4.1. Русская культура XVIII в. характеризуется подчеркнутым дуализмом мира текстов и мира правил. Это связано, в частности, с тем, что русский XVIII век, начавшийся крупными преобразованиями во всех сферах общест­венного быта, протекал под знаком реформ — действительных или мнимых. Инерция, приданная петербургской государственности Петром, была столь велика, что после него всякая государственная деятельность отождествля­лась с преобразованиями.  Даже когда преобразования не производились в действительности, они шумно рекламировались (ср. Комиссию по выра­ботке Нового уложения 1767 г.).   Когда Гоголь вложил в уста городничего известное изречение: «Оно чем больше ломки, тем больше означает деятель­ности градоправителя» (Гоголь H. В. Полн. собр. соч. M., 1951. Т. 4 С. 23), он обобщил один из существеннейших принципов государственной политики послепетровской эпохи. Ускоренный характер культурного движения XVIII в. также способствовал осознанию известной самостоятельности уровня текстов и уровня правил, поскольку они облада­ют по самой своей природе различной скоростью изменения, что, при уско­ренном историческом развитии, неизбежно приводит к разрыву и конфлик­там между ними.
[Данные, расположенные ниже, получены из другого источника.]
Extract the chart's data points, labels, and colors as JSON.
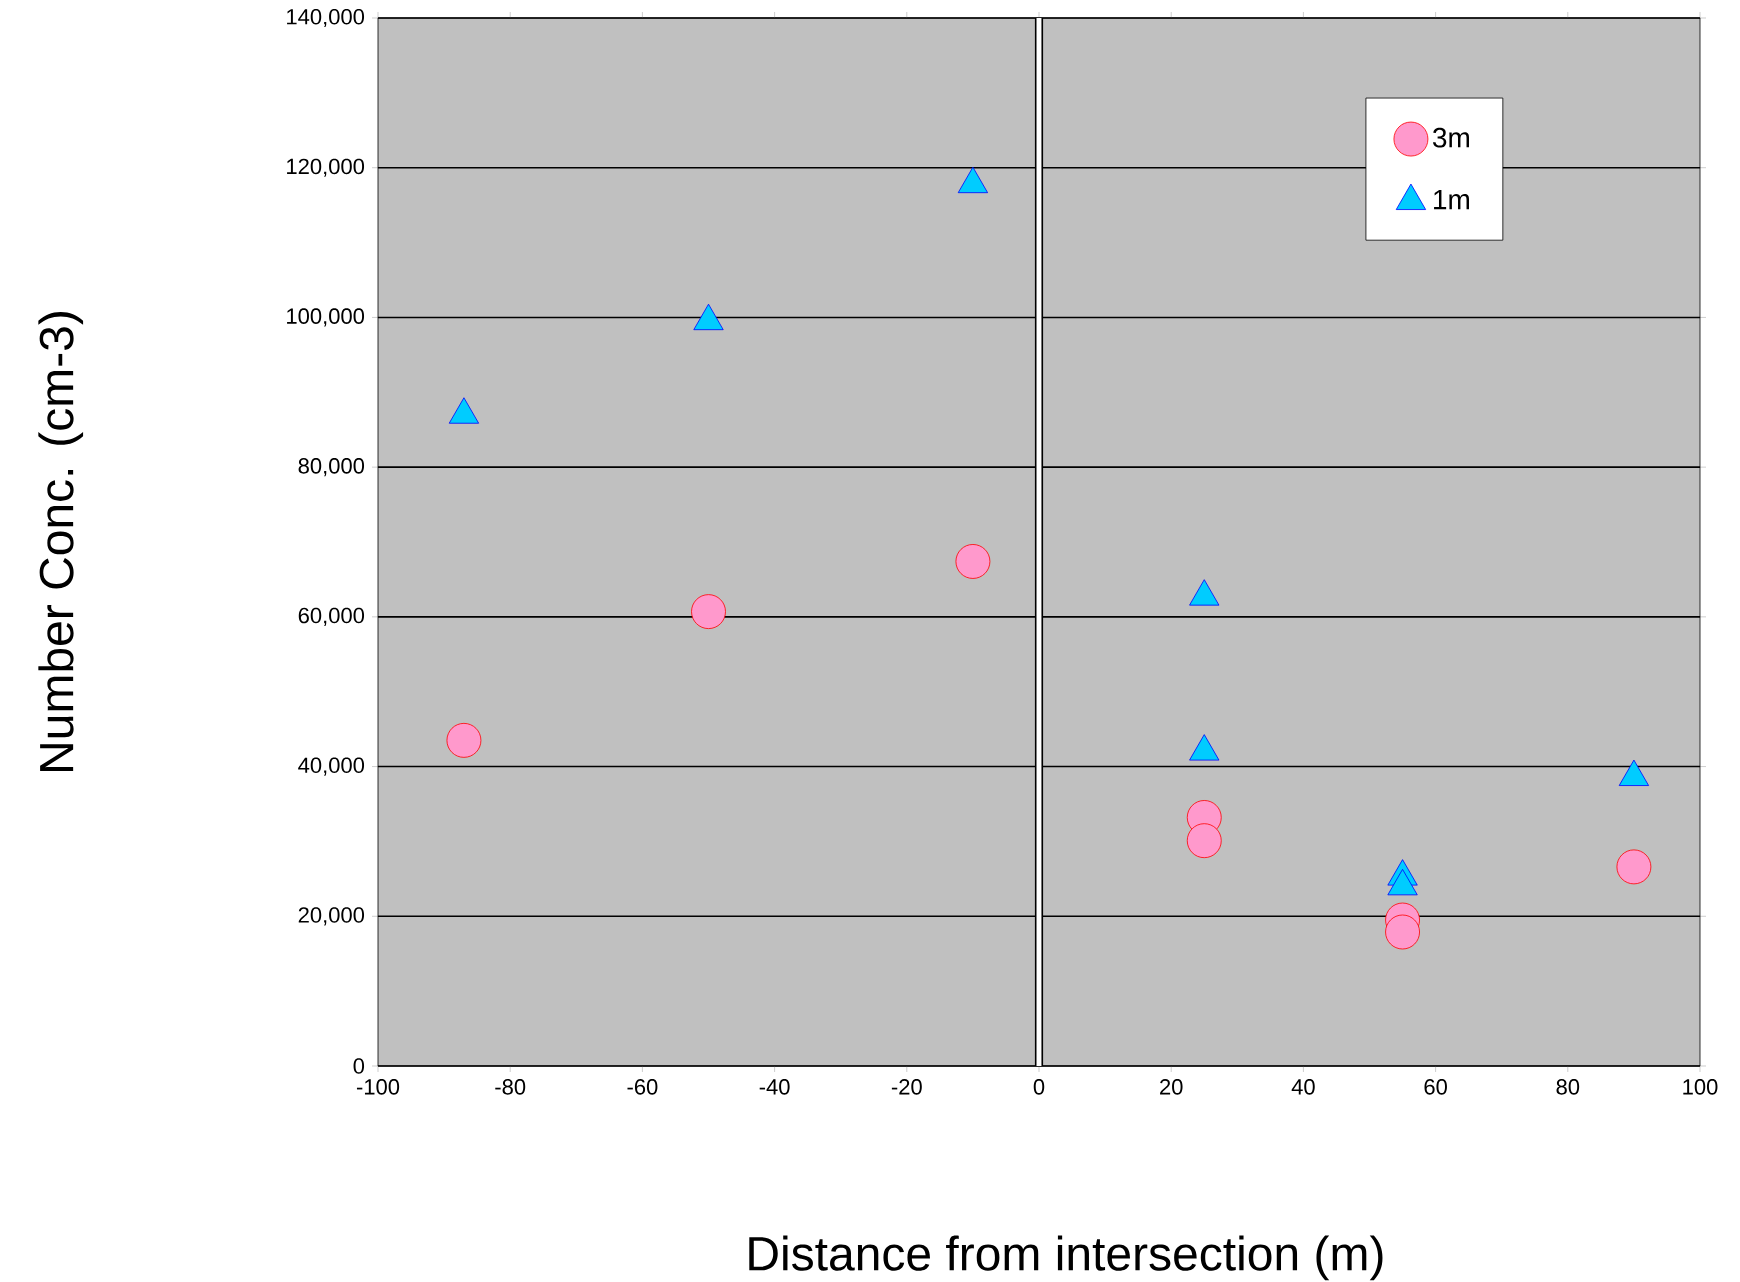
{
  "chart_data": {
    "type": "scatter",
    "xlabel": "Distance from intersection (m)",
    "ylabel": "Number Conc. (cm-3)",
    "xlim": [
      -100,
      100
    ],
    "ylim": [
      0,
      140000
    ],
    "xticks": [
      -100,
      -80,
      -60,
      -40,
      -20,
      0,
      20,
      40,
      60,
      80,
      100
    ],
    "yticks": [
      {
        "value": 0,
        "label": "0"
      },
      {
        "value": 20000,
        "label": "20,000"
      },
      {
        "value": 40000,
        "label": "40,000"
      },
      {
        "value": 60000,
        "label": "60,000"
      },
      {
        "value": 80000,
        "label": "80,000"
      },
      {
        "value": 100000,
        "label": "100,000"
      },
      {
        "value": 120000,
        "label": "120,000"
      },
      {
        "value": 140000,
        "label": "140,000"
      }
    ],
    "grid": "y",
    "legend": "top right",
    "ref_lines": [
      {
        "axis": "x",
        "value": 0,
        "color": "#000000"
      }
    ],
    "series": [
      {
        "name": "3m",
        "color": "#ff99cc",
        "marker": "circle",
        "x": [
          -87,
          -50,
          -10,
          25,
          25,
          55,
          55,
          90
        ],
        "values": [
          43500,
          60700,
          67400,
          33200,
          30100,
          19500,
          17900,
          26600
        ]
      },
      {
        "name": "1m",
        "color": "#00ccff",
        "marker": "triangle",
        "x": [
          -87,
          -50,
          -10,
          25,
          25,
          55,
          55,
          90
        ],
        "values": [
          87000,
          99500,
          117800,
          62700,
          42000,
          25300,
          24000,
          38600
        ]
      }
    ]
  }
}
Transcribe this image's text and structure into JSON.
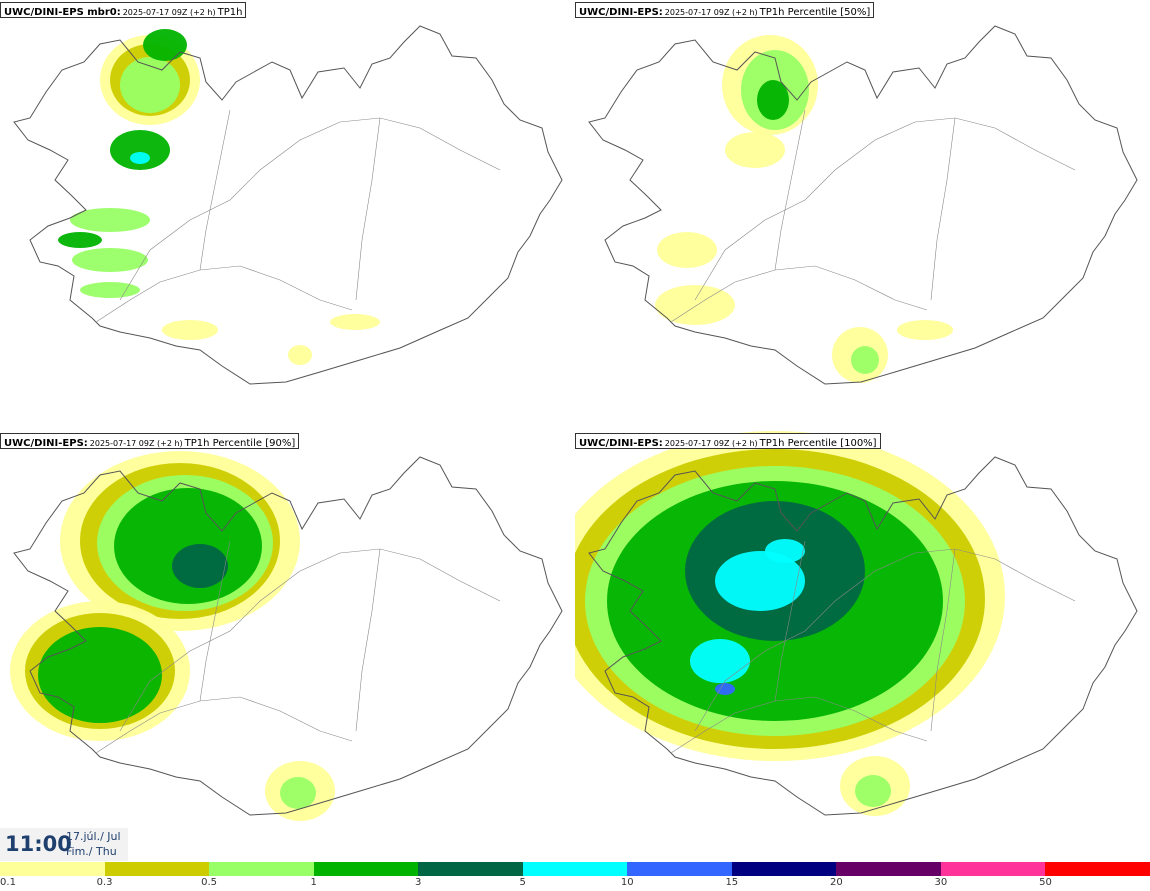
{
  "panels": [
    {
      "model": "UWC/DINI-EPS mbr0",
      "sep": ":",
      "run": "2025-07-17 09Z (+2 h)",
      "variable": "TP1h",
      "level": 1
    },
    {
      "model": "UWC/DINI-EPS",
      "sep": ":",
      "run": "2025-07-17 09Z (+2 h)",
      "variable": "TP1h Percentile [50%]",
      "level": 1
    },
    {
      "model": "UWC/DINI-EPS",
      "sep": ":",
      "run": "2025-07-17 09Z (+2 h)",
      "variable": "TP1h Percentile [90%]",
      "level": 3
    },
    {
      "model": "UWC/DINI-EPS",
      "sep": ":",
      "run": "2025-07-17 09Z (+2 h)",
      "variable": "TP1h Percentile [100%]",
      "level": 5
    }
  ],
  "time": {
    "hour": "11:00",
    "date_line1": "17.júl./ Jul",
    "date_line2": "Fim./ Thu"
  },
  "colorbar": {
    "colors": [
      "#ffff99",
      "#cccc00",
      "#99ff66",
      "#00b300",
      "#006644",
      "#00ffff",
      "#3366ff",
      "#000080",
      "#660066",
      "#ff3399",
      "#ff0000"
    ],
    "ticks": [
      "0.1",
      "0.3",
      "0.5",
      "1",
      "3",
      "5",
      "10",
      "15",
      "20",
      "30",
      "50"
    ]
  }
}
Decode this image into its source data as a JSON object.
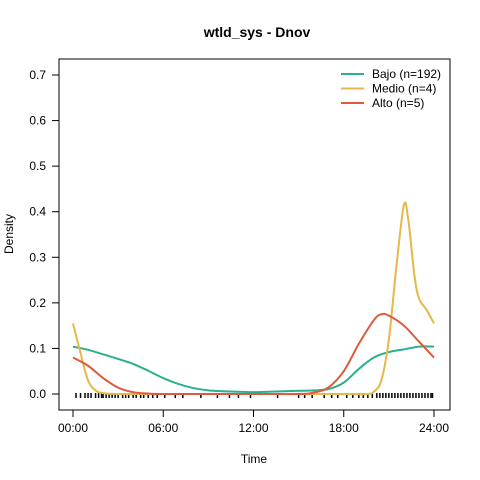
{
  "chart_data": {
    "type": "line",
    "title": "wtld_sys - Dnov",
    "xlabel": "Time",
    "ylabel": "Density",
    "xlim": [
      0,
      24
    ],
    "ylim": [
      0,
      0.7
    ],
    "x_ticks": [
      {
        "value": 0,
        "label": "00:00"
      },
      {
        "value": 6,
        "label": "06:00"
      },
      {
        "value": 12,
        "label": "12:00"
      },
      {
        "value": 18,
        "label": "18:00"
      },
      {
        "value": 24,
        "label": "24:00"
      }
    ],
    "y_ticks": [
      {
        "value": 0.0,
        "label": "0.0"
      },
      {
        "value": 0.1,
        "label": "0.1"
      },
      {
        "value": 0.2,
        "label": "0.2"
      },
      {
        "value": 0.3,
        "label": "0.3"
      },
      {
        "value": 0.4,
        "label": "0.4"
      },
      {
        "value": 0.5,
        "label": "0.5"
      },
      {
        "value": 0.6,
        "label": "0.6"
      },
      {
        "value": 0.7,
        "label": "0.7"
      }
    ],
    "grid": false,
    "legend_position": "top-right",
    "series": [
      {
        "name": "Bajo (n=192)",
        "color": "#2bb08f",
        "points": [
          [
            0,
            0.104
          ],
          [
            1,
            0.097
          ],
          [
            2,
            0.087
          ],
          [
            3,
            0.077
          ],
          [
            4,
            0.066
          ],
          [
            5,
            0.051
          ],
          [
            6,
            0.035
          ],
          [
            7,
            0.022
          ],
          [
            8,
            0.013
          ],
          [
            9,
            0.008
          ],
          [
            10,
            0.006
          ],
          [
            11,
            0.005
          ],
          [
            12,
            0.004
          ],
          [
            13,
            0.005
          ],
          [
            14,
            0.006
          ],
          [
            15,
            0.007
          ],
          [
            16,
            0.008
          ],
          [
            17,
            0.011
          ],
          [
            18,
            0.025
          ],
          [
            19,
            0.055
          ],
          [
            20,
            0.08
          ],
          [
            21,
            0.092
          ],
          [
            22,
            0.098
          ],
          [
            23,
            0.104
          ],
          [
            24,
            0.104
          ]
        ]
      },
      {
        "name": "Medio (n=4)",
        "color": "#e6b84a",
        "points": [
          [
            0,
            0.155
          ],
          [
            0.5,
            0.09
          ],
          [
            1,
            0.03
          ],
          [
            1.5,
            0.008
          ],
          [
            2,
            0.002
          ],
          [
            3,
            0.0
          ],
          [
            6,
            0.0
          ],
          [
            12,
            0.0
          ],
          [
            18,
            0.0
          ],
          [
            19.5,
            0.0
          ],
          [
            20,
            0.005
          ],
          [
            20.5,
            0.03
          ],
          [
            21,
            0.12
          ],
          [
            21.5,
            0.28
          ],
          [
            22,
            0.415
          ],
          [
            22.3,
            0.38
          ],
          [
            22.7,
            0.26
          ],
          [
            23,
            0.21
          ],
          [
            23.5,
            0.185
          ],
          [
            24,
            0.155
          ]
        ]
      },
      {
        "name": "Alto (n=5)",
        "color": "#dd5a3c",
        "points": [
          [
            0,
            0.08
          ],
          [
            1,
            0.062
          ],
          [
            2,
            0.035
          ],
          [
            3,
            0.014
          ],
          [
            4,
            0.004
          ],
          [
            5,
            0.001
          ],
          [
            6,
            0.0
          ],
          [
            12,
            0.0
          ],
          [
            15,
            0.0
          ],
          [
            16,
            0.003
          ],
          [
            17,
            0.015
          ],
          [
            18,
            0.05
          ],
          [
            19,
            0.11
          ],
          [
            20,
            0.162
          ],
          [
            20.5,
            0.175
          ],
          [
            21,
            0.172
          ],
          [
            22,
            0.15
          ],
          [
            23,
            0.115
          ],
          [
            24,
            0.08
          ]
        ]
      }
    ],
    "rug": [
      0.2,
      0.5,
      0.8,
      1.0,
      1.2,
      1.5,
      1.7,
      1.9,
      2.0,
      2.2,
      2.4,
      2.6,
      2.8,
      3.0,
      3.3,
      3.5,
      3.7,
      4.0,
      4.2,
      4.5,
      4.7,
      5.0,
      5.3,
      5.6,
      6.1,
      6.8,
      7.3,
      8.5,
      9.6,
      10.4,
      11.0,
      11.8,
      13.6,
      15.0,
      15.4,
      15.9,
      16.7,
      17.2,
      17.6,
      18.2,
      18.6,
      19.0,
      19.3,
      19.6,
      19.9,
      20.2,
      20.4,
      20.6,
      20.8,
      21.0,
      21.2,
      21.4,
      21.6,
      21.8,
      22.0,
      22.2,
      22.4,
      22.6,
      22.8,
      23.0,
      23.2,
      23.4,
      23.6,
      23.8,
      23.9
    ]
  }
}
4.2. В системе государственного быта соотношение эмпирической реаль­ности — уровня текстов — и нормирующих правил может быть сведено, в пределах русского XVIII в., к следующим основным типам.
4.2.1. «Регулярное государство» в представлениях Петровской эпохи. Существующая бытовая реальность каждодневного течения жизни тракту­ется как «неправильная», «нерегулярная» Ей противостоит «регулярная» си­стема метагосударственности — идеализированного описания «правильной» структуры (Понятие «регулярности» может объективно заполняться различным содержанием. Поскольку создание текстов на своем языке происходит лингвистически бессознатель­но, т. е. без обращения к правилам, а чужие тексты такое обращение подразумевают, в ситуации подчеркнутого внимания к правильности, «регулярности» свои тексты имеют тенденцию оцениваться как «неправильные», а чужие — как «правильные». Поэ­тому перестройка культуры на основах регулярности, хотя субъективно требовала обращения к стройной системе правил, на деле часто ограничивалась введением чужих текстов — иноземных обычаев, платья, культурных навыков, — которым приписывал­ся признак большей «правильности», чем русским обычаям, одежде, культурным навы­кам. С этим можно связать и то. что ориентированность культуры на утопизм, т. е. на определенную систему правил, оторванную от системы текстов и стремящуюся их пол­ностью себе уподобить, связана с межкультурными контактами и с проникновением чужих текстов. Географическое положение России в принципе способствовало подоб­ным построениям, a XVI век открыл для них особенно широкие возможности). Этой второй приписываются подчеркнутые признаки упоря­доченности (в том числе и математической, ср. значение числа в определе­нии места в иерархии табели о рангах, градостроении, воинском порядке, регламентации быта), первая же мыслится как «беспорядочная» (показатели иной — например, древнерусской — упорядоченности воспринимаются лишь как отсутствие порядка). Целью государственного строительства является преобразование первой сферы по образу второй.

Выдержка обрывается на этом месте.